Cette dissidence qu'on veut nous présenter sous le jour le plus favorable, pleine de vertus démocratiques, regroupe en fait un agrégat composite parmi lesquels on trouve des libyens très occidentalisés, soutiens des anglo-saxons, mais aussi des djihadistes qui ont combattu en Irak, des extrémistes islamistes très proches d'Al Qaida. Al Qaida au Maghreb Islamique (AQMI) a assuré les rebelles libyens de son soutien total. Elle lorgne bien sûr sur les puits de pétrole de l'est. D'après le président tchadien, elle se serait emparé de missiles sol-air exfiltrés dans leur sanctuaire de Ténéré grâce à des complicités parmi les révoltés de Libye.

Il ne s'agit pas bien sûr ici de condamner la rébellion ni d'approuver quelque répression que ce soit. Mais il s'agit de dénoncer le mythe qu'on veut construire d'un peuple désarmé, uni, épris de liberté et de démocratie, luttant contre un tyran féroce qui n'aurait le soutien que de quelques fous. Si une grande partie du peuple libyen ne soutenait pas Khadafi, son armée ne serait pas victorieuse malgré les coups terribles que lui infligent les armes occidentales. La Libye est dans une situation de guerre civile et le camp rebelle n'apparaît nullement en situation de l'emporter contre le camp du pouvoir légitime. Il faut prendre acte de cela.

Bien loin d'en prendre acte, de tout entreprendre pour aider à des négociations internes qui permettraient justement d'éteindre le feu de la guerre civile, les coalisés, Français et Anglais en tête, veulent intensifier les bombardements, terroriser les libyens fidéles à Khadafi pour les contraindre à lâcher leur chef. On parle beaucoup de folie à propos de Khadafi. Mais en l'occurence c'est ce but de guerre qui est fou, tout en étant criminel. Et en plus stupide. Plus les avions français et anglais déversent inconsidérément les bombes, plus Khadafi apparaît comme l'homme de la résistance d'un peuple contre l'agression étrangère. Plus les rebelles apparaissent les complices des "croisés". Plus la réconciliation nationale éminemment souhaitable en Libye apparait compromise.

Jeudi, Sergueï Lavrov, ministre russe des affaires étrangères jugeait d'une "importance absolue" de ne pas forcer par la force les décisions en Libye comme dans les pays arabes. L'Allemagne est dans une position proche de la Russie. Pas la France.
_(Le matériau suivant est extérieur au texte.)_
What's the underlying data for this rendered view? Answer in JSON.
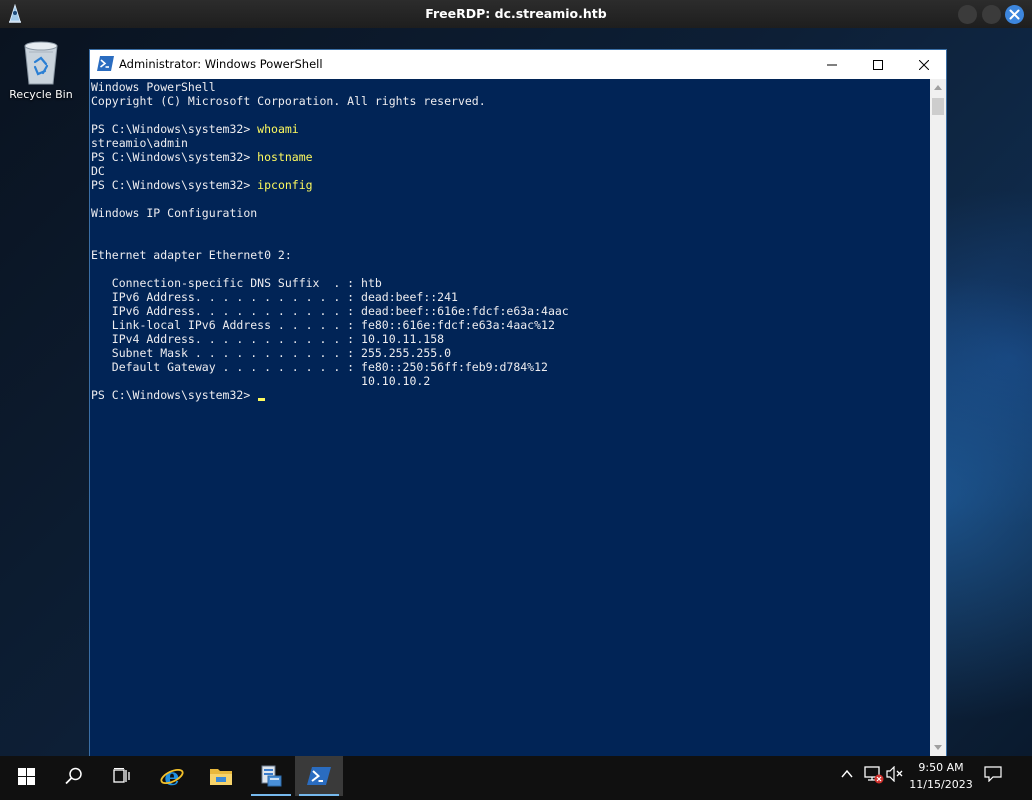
{
  "rdp": {
    "title": "FreeRDP: dc.streamio.htb"
  },
  "desktop": {
    "recycle_bin_label": "Recycle Bin"
  },
  "powershell": {
    "title": "Administrator: Windows PowerShell",
    "lines": [
      {
        "text": "Windows PowerShell"
      },
      {
        "text": "Copyright (C) Microsoft Corporation. All rights reserved."
      },
      {
        "text": ""
      },
      {
        "prompt": "PS C:\\Windows\\system32> ",
        "command": "whoami"
      },
      {
        "text": "streamio\\admin"
      },
      {
        "prompt": "PS C:\\Windows\\system32> ",
        "command": "hostname"
      },
      {
        "text": "DC"
      },
      {
        "prompt": "PS C:\\Windows\\system32> ",
        "command": "ipconfig"
      },
      {
        "text": ""
      },
      {
        "text": "Windows IP Configuration"
      },
      {
        "text": ""
      },
      {
        "text": ""
      },
      {
        "text": "Ethernet adapter Ethernet0 2:"
      },
      {
        "text": ""
      },
      {
        "text": "   Connection-specific DNS Suffix  . : htb"
      },
      {
        "text": "   IPv6 Address. . . . . . . . . . . : dead:beef::241"
      },
      {
        "text": "   IPv6 Address. . . . . . . . . . . : dead:beef::616e:fdcf:e63a:4aac"
      },
      {
        "text": "   Link-local IPv6 Address . . . . . : fe80::616e:fdcf:e63a:4aac%12"
      },
      {
        "text": "   IPv4 Address. . . . . . . . . . . : 10.10.11.158"
      },
      {
        "text": "   Subnet Mask . . . . . . . . . . . : 255.255.255.0"
      },
      {
        "text": "   Default Gateway . . . . . . . . . : fe80::250:56ff:feb9:d784%12"
      },
      {
        "text": "                                       10.10.10.2"
      },
      {
        "prompt": "PS C:\\Windows\\system32> ",
        "command": "",
        "cursor": true
      }
    ]
  },
  "taskbar": {
    "pinned": [
      "start-icon",
      "search-icon",
      "task-view-icon",
      "internet-explorer-icon",
      "file-explorer-icon",
      "server-manager-icon",
      "powershell-icon"
    ],
    "time": "9:50 AM",
    "date": "11/15/2023"
  },
  "colors": {
    "ps_background": "#012456",
    "ps_text": "#eeedf0",
    "ps_command": "#fdf95e",
    "taskbar": "#101010",
    "accent": "#3d86dd"
  }
}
Allemagne, Russie, France, c'étaient les trois grands pays à mener l'opposition contre la guerre en Irak. Les choses ont bien changé depuis. Sarkozy qui a accentué la participation de la France à la guerre en Afghanistan, qui fut un soutien à l'intervention américaine en Irak et qui semble avoir un compte personnel à régler avec Khadafi comme Bush semblait en avoir un avec Saddam Hussein conduit désormais à sa guise la politique française. Il est grand temps de dire très fort que la politique guerrière en Libye, contraire à tous les droits et porteuse de tous les dangers, n'est pas acceptable.